An diesem Sonntag will Martin Schulz in einer Rede die Prinzipien seiner Politik darlegen. Was erwartet die Linke da von ihm?
Ich erwarte von Martin Schulz zunächst, dass er klipp und klar ausschließt, sich nach der Wahl an den Kabinettstisch von Angela Merkel zu setzen. Ich würde mir wünschen, dass er eine Rede hält, die deutlich macht, dass sich die SPD aus der Umklammerung in der Großen Koalition befreit. Blumige Worte und Überschriften wie „soziale Gerechtigkeit“ sind zu wenig. Wir wollen wissen: Gibt es mit Martin Schulz eine große Steuerreform, die große Einkommen und Vermögen stärker belastet und gleichzeitig der Kinderarmut den Kampf ansagt? Gibt es mit ihm eine Rentenreform, die die gesetzliche Rente lebensstandardsichernd macht und Altersarmut verhindert? Er muss konkrete inhaltliche Projekte beschreiben.

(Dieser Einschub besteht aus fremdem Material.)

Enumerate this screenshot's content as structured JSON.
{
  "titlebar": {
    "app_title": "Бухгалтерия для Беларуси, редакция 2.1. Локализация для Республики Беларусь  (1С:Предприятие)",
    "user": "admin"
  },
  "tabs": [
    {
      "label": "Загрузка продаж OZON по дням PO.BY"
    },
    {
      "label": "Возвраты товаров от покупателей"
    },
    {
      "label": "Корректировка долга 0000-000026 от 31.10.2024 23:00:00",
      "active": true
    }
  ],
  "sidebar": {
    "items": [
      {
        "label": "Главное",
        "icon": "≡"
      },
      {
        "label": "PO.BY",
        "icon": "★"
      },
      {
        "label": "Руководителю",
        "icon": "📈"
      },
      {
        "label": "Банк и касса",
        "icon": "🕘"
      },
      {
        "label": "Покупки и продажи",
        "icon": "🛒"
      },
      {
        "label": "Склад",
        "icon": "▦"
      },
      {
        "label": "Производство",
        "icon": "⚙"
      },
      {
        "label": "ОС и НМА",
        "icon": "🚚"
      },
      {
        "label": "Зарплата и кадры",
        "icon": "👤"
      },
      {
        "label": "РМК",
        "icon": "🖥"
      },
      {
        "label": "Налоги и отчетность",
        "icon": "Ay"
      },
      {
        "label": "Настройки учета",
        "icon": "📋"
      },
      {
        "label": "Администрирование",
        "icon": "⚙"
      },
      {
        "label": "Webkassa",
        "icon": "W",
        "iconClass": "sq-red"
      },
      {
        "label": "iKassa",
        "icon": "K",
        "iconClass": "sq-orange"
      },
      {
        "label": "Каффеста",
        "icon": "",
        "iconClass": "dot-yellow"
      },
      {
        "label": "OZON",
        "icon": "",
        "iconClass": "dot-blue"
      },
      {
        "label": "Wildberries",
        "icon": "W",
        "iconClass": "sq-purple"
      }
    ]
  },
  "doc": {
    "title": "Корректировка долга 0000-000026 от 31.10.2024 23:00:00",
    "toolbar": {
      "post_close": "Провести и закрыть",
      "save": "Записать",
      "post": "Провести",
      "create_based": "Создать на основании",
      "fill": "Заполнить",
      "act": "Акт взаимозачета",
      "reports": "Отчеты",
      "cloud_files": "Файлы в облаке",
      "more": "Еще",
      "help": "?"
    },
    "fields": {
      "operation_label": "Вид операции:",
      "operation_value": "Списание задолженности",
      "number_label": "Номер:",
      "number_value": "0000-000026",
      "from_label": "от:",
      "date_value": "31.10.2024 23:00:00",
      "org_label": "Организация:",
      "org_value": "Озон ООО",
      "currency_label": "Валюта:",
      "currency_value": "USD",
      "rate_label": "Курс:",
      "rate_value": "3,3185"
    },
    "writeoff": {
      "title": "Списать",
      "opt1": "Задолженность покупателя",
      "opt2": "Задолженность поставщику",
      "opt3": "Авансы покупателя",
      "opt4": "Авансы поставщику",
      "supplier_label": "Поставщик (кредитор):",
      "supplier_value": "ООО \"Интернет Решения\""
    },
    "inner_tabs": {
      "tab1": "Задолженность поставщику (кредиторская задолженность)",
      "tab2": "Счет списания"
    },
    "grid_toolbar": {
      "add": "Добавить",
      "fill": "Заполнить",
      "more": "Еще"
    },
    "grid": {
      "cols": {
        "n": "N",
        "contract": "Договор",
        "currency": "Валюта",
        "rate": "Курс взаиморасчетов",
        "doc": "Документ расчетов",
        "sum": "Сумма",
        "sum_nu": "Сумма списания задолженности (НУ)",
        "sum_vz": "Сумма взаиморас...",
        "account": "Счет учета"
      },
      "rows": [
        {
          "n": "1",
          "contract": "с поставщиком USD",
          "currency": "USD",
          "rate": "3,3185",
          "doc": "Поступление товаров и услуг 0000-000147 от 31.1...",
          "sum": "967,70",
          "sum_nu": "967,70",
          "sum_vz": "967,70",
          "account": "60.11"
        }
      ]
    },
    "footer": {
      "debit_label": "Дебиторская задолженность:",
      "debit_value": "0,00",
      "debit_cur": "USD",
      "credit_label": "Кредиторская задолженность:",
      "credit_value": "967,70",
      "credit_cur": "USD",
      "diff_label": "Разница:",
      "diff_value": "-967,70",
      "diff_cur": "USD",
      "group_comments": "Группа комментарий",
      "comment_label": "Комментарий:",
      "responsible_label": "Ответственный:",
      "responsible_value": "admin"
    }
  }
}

Rot-Rot-Grün könnte nach der Wahl eine Option sein. Dass Sie dieses Bündnis anstreben ist bekannt. Aber wird dieses Ziel wirklich von der gesamten Partei – zum Beispiel auch von ihrer Kollegin in der Position des Spitzenkandidaten der Linkspartei, Sahra Wagenknecht - getragen?
Es ist klar, dass wir einen fortschrittlichen Politikwechsel wollen und bereit sind, Regierungsverantwortung zu übernehmen. Das ist auch Konsens zwischen Sahra Wagenknecht und mir. Natürlich gibt es Nuancen. Eine Partei, die einen Ministerpräsidenten stellt, in drei Bundesländern Regierungsverantwortung trägt, in anderen in parlamentarischer wie außerparlamentarischer Opposition agiert, muss die Breite des Angebots auch darstellen. Klar ist: Wenn wir einen Politikwechsel hinbekommen, die Wiederherstellung des Sozialstaates angehen, eine friedliche Außenpolitik machen und das große Projekt Europas als Projekt des Friedens neu starten, dann sind wir bereit, Regierungsverantwortung zu übernehmen.

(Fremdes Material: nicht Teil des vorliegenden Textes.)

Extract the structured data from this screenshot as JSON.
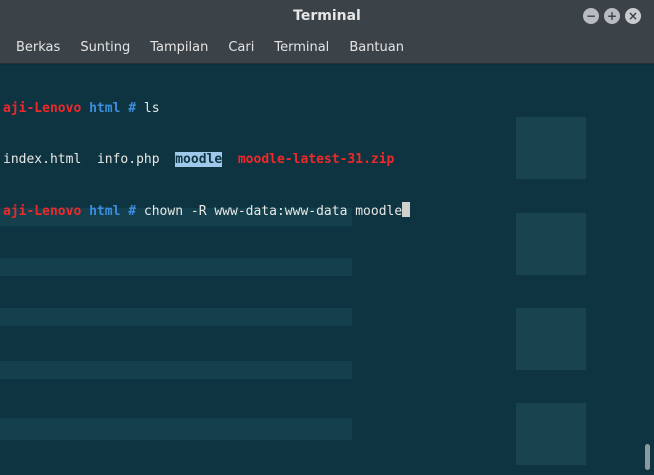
{
  "window": {
    "title": "Terminal",
    "buttons": [
      "−",
      "+",
      "×"
    ]
  },
  "menu": [
    "Berkas",
    "Sunting",
    "Tampilan",
    "Cari",
    "Terminal",
    "Bantuan"
  ],
  "terminal": {
    "line1": {
      "user": "aji-Lenovo",
      "dir": "html",
      "symbol": "#",
      "cmd": "ls"
    },
    "line2": {
      "f1": "index.html",
      "f2": "info.php",
      "f3": "moodle",
      "f4": "moodle-latest-31.zip"
    },
    "line3": {
      "user": "aji-Lenovo",
      "dir": "html",
      "symbol": "#",
      "cmd": "chown -R www-data:www-data moodle"
    }
  },
  "colors": {
    "background": "#0f3441",
    "prompt_user": "#ef2929",
    "prompt_dir": "#3b8ede",
    "archive": "#ef2929",
    "directory_highlight": "#9fc9eb"
  }
}
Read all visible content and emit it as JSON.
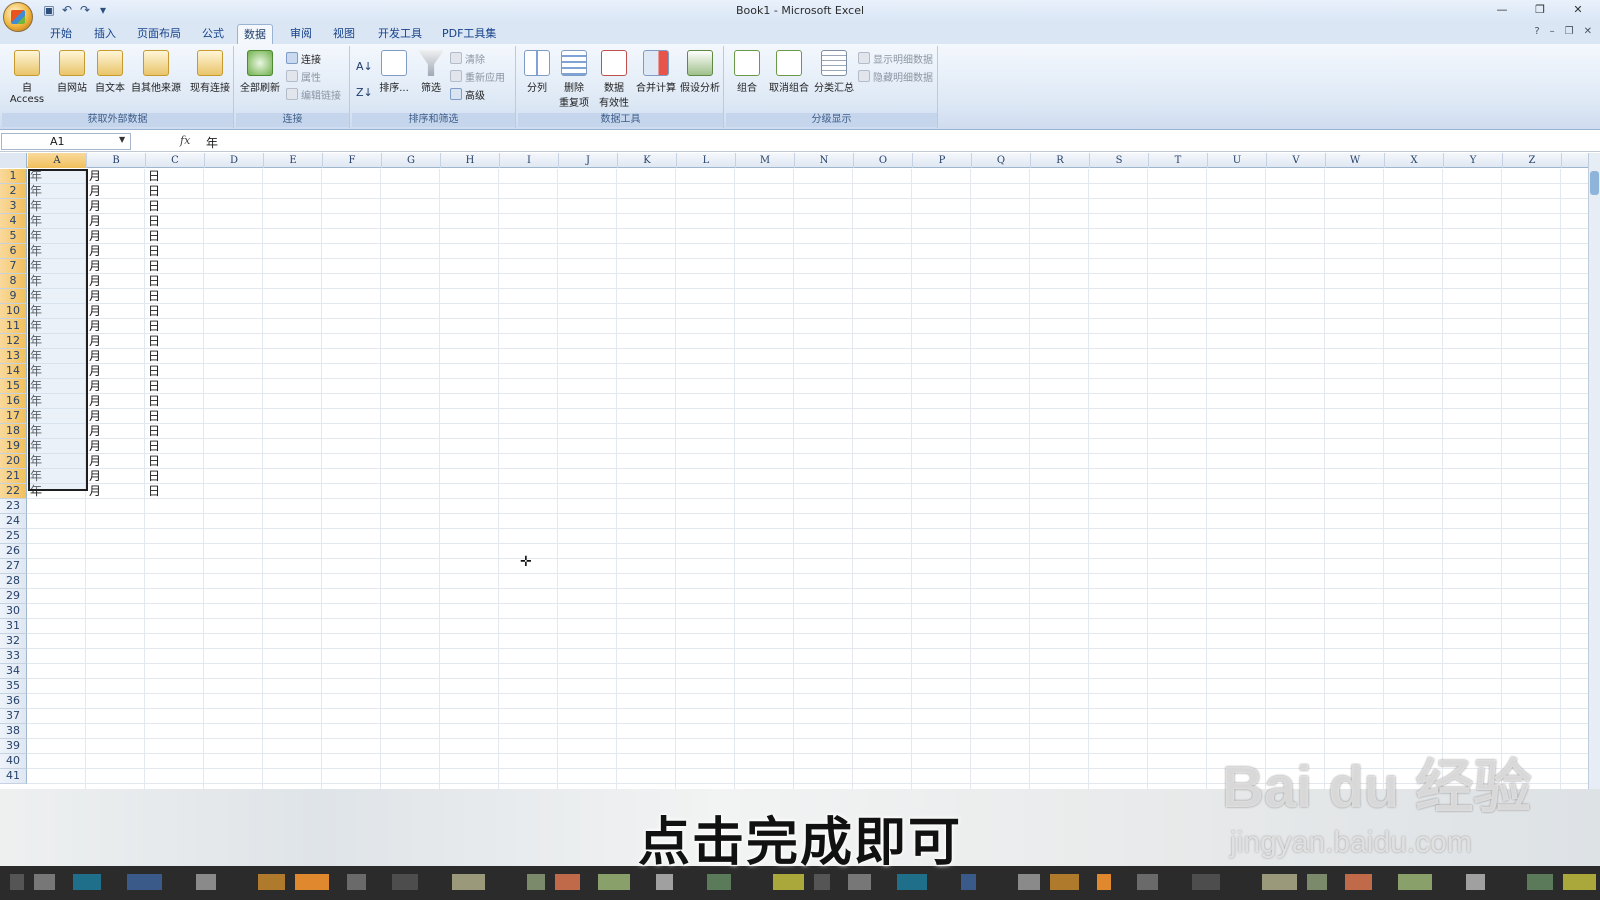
{
  "titlebar": {
    "title": "Book1 - Microsoft Excel",
    "qat_icons": [
      "save-icon",
      "undo-icon",
      "redo-icon",
      "customize-icon"
    ]
  },
  "tabs": [
    "开始",
    "插入",
    "页面布局",
    "公式",
    "数据",
    "审阅",
    "视图",
    "开发工具",
    "PDF工具集"
  ],
  "active_tab": "数据",
  "ribbon": {
    "get_external": {
      "label": "获取外部数据",
      "buttons": [
        "自 Access",
        "自网站",
        "自文本",
        "自其他来源",
        "现有连接"
      ]
    },
    "connections": {
      "label": "连接",
      "refresh_all": "全部刷新",
      "connections": "连接",
      "properties": "属性",
      "edit_links": "编辑链接"
    },
    "sort_filter": {
      "label": "排序和筛选",
      "sort": "排序...",
      "filter": "筛选",
      "clear": "清除",
      "reapply": "重新应用",
      "advanced": "高级"
    },
    "data_tools": {
      "label": "数据工具",
      "text_to_columns": "分列",
      "remove_dup_1": "删除",
      "remove_dup_2": "重复项",
      "validation_1": "数据",
      "validation_2": "有效性",
      "consolidate": "合并计算",
      "what_if": "假设分析"
    },
    "outline": {
      "label": "分级显示",
      "group": "组合",
      "ungroup": "取消组合",
      "subtotal": "分类汇总",
      "show_detail": "显示明细数据",
      "hide_detail": "隐藏明细数据"
    }
  },
  "formula_bar": {
    "name_box": "A1",
    "fx": "fx",
    "content": "年"
  },
  "columns": [
    "A",
    "B",
    "C",
    "D",
    "E",
    "F",
    "G",
    "H",
    "I",
    "J",
    "K",
    "L",
    "M",
    "N",
    "O",
    "P",
    "Q",
    "R",
    "S",
    "T",
    "U",
    "V",
    "W",
    "X",
    "Y",
    "Z"
  ],
  "row_count": 41,
  "data_rows": 22,
  "cell_values": {
    "A": "年",
    "B": "月",
    "C": "日"
  },
  "selected_range": "A1:A22",
  "subtitle": "点击完成即可",
  "watermark": {
    "brand": "Bai du 经验",
    "url": "jingyan.baidu.com"
  }
}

SPD und Linke haben zuletzt versucht, Gesprächsfäden anzuknüpfen. Ist aus Ihrer Sicht die Chance auf Rot-Rot-Grün dadurch gewachsen?

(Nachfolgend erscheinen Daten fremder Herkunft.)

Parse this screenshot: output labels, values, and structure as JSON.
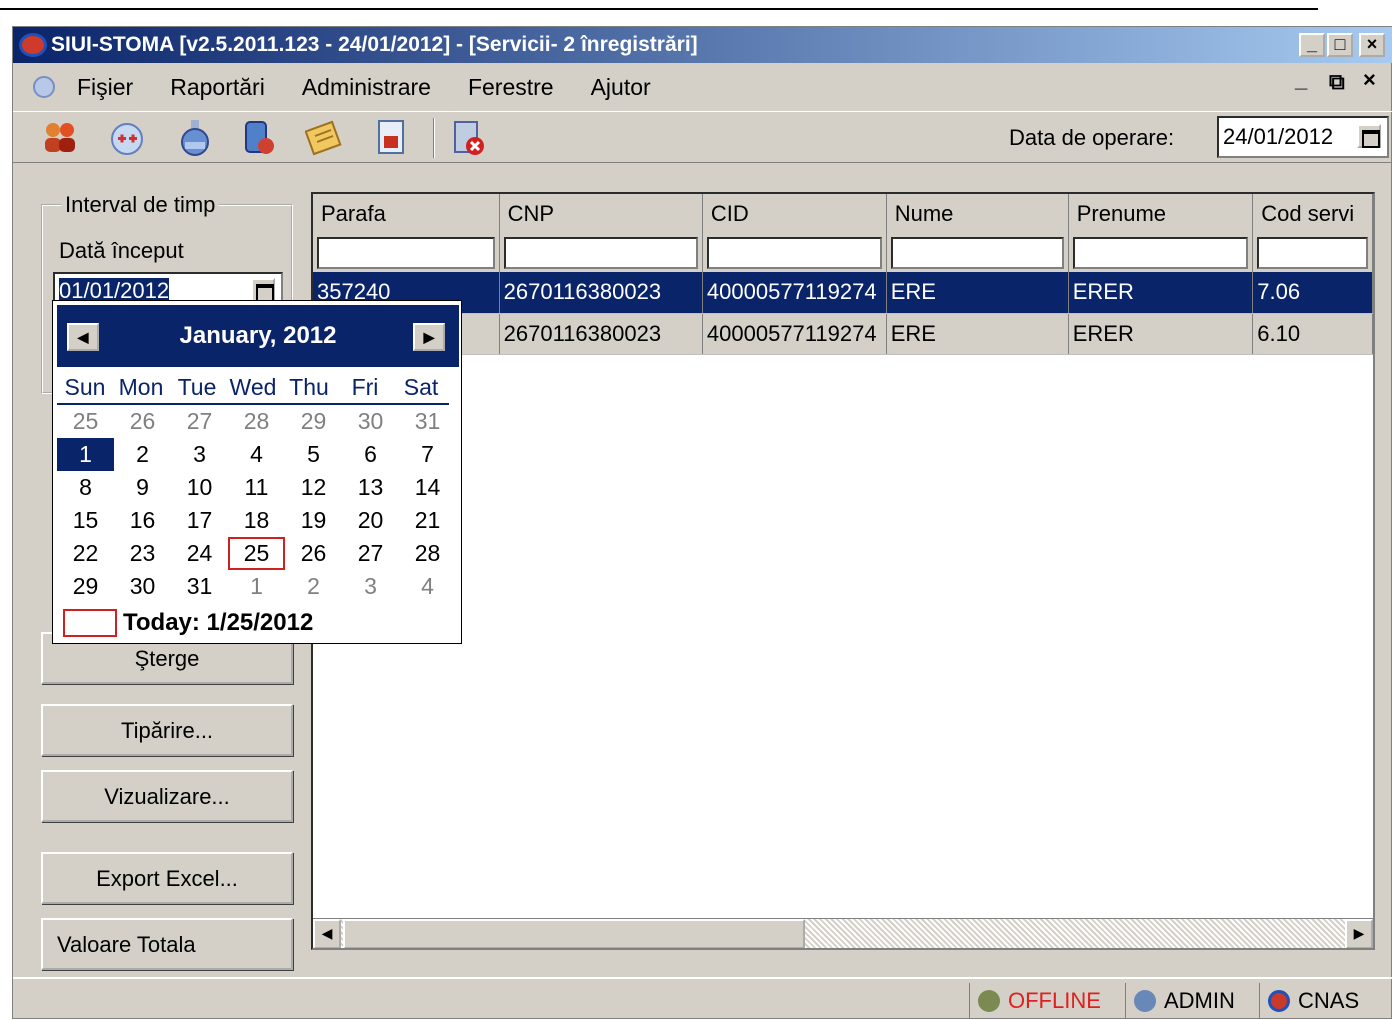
{
  "window": {
    "title": "SIUI-STOMA [v2.5.2011.123 - 24/01/2012] - [Servicii- 2 înregistrări]",
    "controls": {
      "minimize": "_",
      "maximize": "□",
      "close": "×"
    },
    "mdi_controls": {
      "minimize": "_",
      "restore": "⧉",
      "close": "×"
    }
  },
  "menu": [
    "Fişier",
    "Raportări",
    "Administrare",
    "Ferestre",
    "Ajutor"
  ],
  "toolbar": {
    "icons": [
      "users-icon",
      "medical-kit-icon",
      "bottle-icon",
      "patient-icon",
      "notes-icon",
      "document-icon",
      "delete-record-icon"
    ],
    "operation_date_label": "Data de operare:",
    "operation_date_value": "24/01/2012"
  },
  "left_panel": {
    "interval_legend": "Interval de timp",
    "start_label": "Dată început",
    "start_value": "01/01/2012",
    "buttons": {
      "delete": "Şterge",
      "print": "Tipărire...",
      "preview": "Vizualizare...",
      "export": "Export Excel...",
      "total": "Valoare Totala"
    }
  },
  "grid": {
    "columns": [
      "Parafa",
      "CNP",
      "CID",
      "Nume",
      "Prenume",
      "Cod servi"
    ],
    "rows": [
      {
        "parafa": "357240",
        "cnp": "2670116380023",
        "cid": "40000577119274",
        "nume": "ERE",
        "prenume": "ERER",
        "cod": "7.06"
      },
      {
        "parafa": "",
        "cnp": "2670116380023",
        "cid": "40000577119274",
        "nume": "ERE",
        "prenume": "ERER",
        "cod": "6.10"
      }
    ]
  },
  "calendar": {
    "month_label": "January, 2012",
    "weekdays": [
      "Sun",
      "Mon",
      "Tue",
      "Wed",
      "Thu",
      "Fri",
      "Sat"
    ],
    "weeks": [
      [
        "25",
        "26",
        "27",
        "28",
        "29",
        "30",
        "31"
      ],
      [
        "1",
        "2",
        "3",
        "4",
        "5",
        "6",
        "7"
      ],
      [
        "8",
        "9",
        "10",
        "11",
        "12",
        "13",
        "14"
      ],
      [
        "15",
        "16",
        "17",
        "18",
        "19",
        "20",
        "21"
      ],
      [
        "22",
        "23",
        "24",
        "25",
        "26",
        "27",
        "28"
      ],
      [
        "29",
        "30",
        "31",
        "1",
        "2",
        "3",
        "4"
      ]
    ],
    "today_label": "Today: 1/25/2012"
  },
  "status": {
    "connection": "OFFLINE",
    "user": "ADMIN",
    "org": "CNAS",
    "colors": {
      "offline": "#e02020"
    }
  }
}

Es hat eine Normalisierung stattgefunden. Wir reden miteinander statt übereinander. Aber es gibt aktuell keinen erhöhten Gesprächsbedarf zwischen unseren Parteien. Die Linke wird keinen Lagerwahlkampf führen. Wir werden nicht für ein Bündnis werben, sondern für Inhalte im Interesse der Mehrheit der Menschen. In Deutschland werden keine Koalitionen gewählt, sondern Parteien. Bei der jüngsten Wahl in Sachsen-Anhalt haben SPD, Linke und Grüne gemeinsam für ein Bündnis geworben. Im Ergebnis haben alle Drei zusammen verloren. Das gemeinsame Werben für ein Bündnis ist eine falsche Strategie. Jeder muss für sich alleine kämpfen.
Jeder redet von SPD und Linken. Aber hat sich der gedachte Dritte im Bunde, die Grünen, nicht längst in eine ganz andere Richtung verabschiedet?
Die Grünen senden tatsächlich starke Signale in Richtung Mitte. Ich finde es bedenklich, wenn man ernsthaft glaubte, irgendwann gemeinsam mit der CSU gute Politik machen zu können. Aber auch in einem Mitte-Links-Bündnis müssten sich die Wähler der Mitte wiederfinden können. Die Linke kann da ganz beruhigt sein. Rücken die Grünen nach rechts, gibt es für uns eben mehr strategisches Potenzial auf der linken Seite des Spektrums. Aber jeder muss wissen: Wer die Grünen wählt, kann wieder bei Angela Merkel als Kanzlerin landen.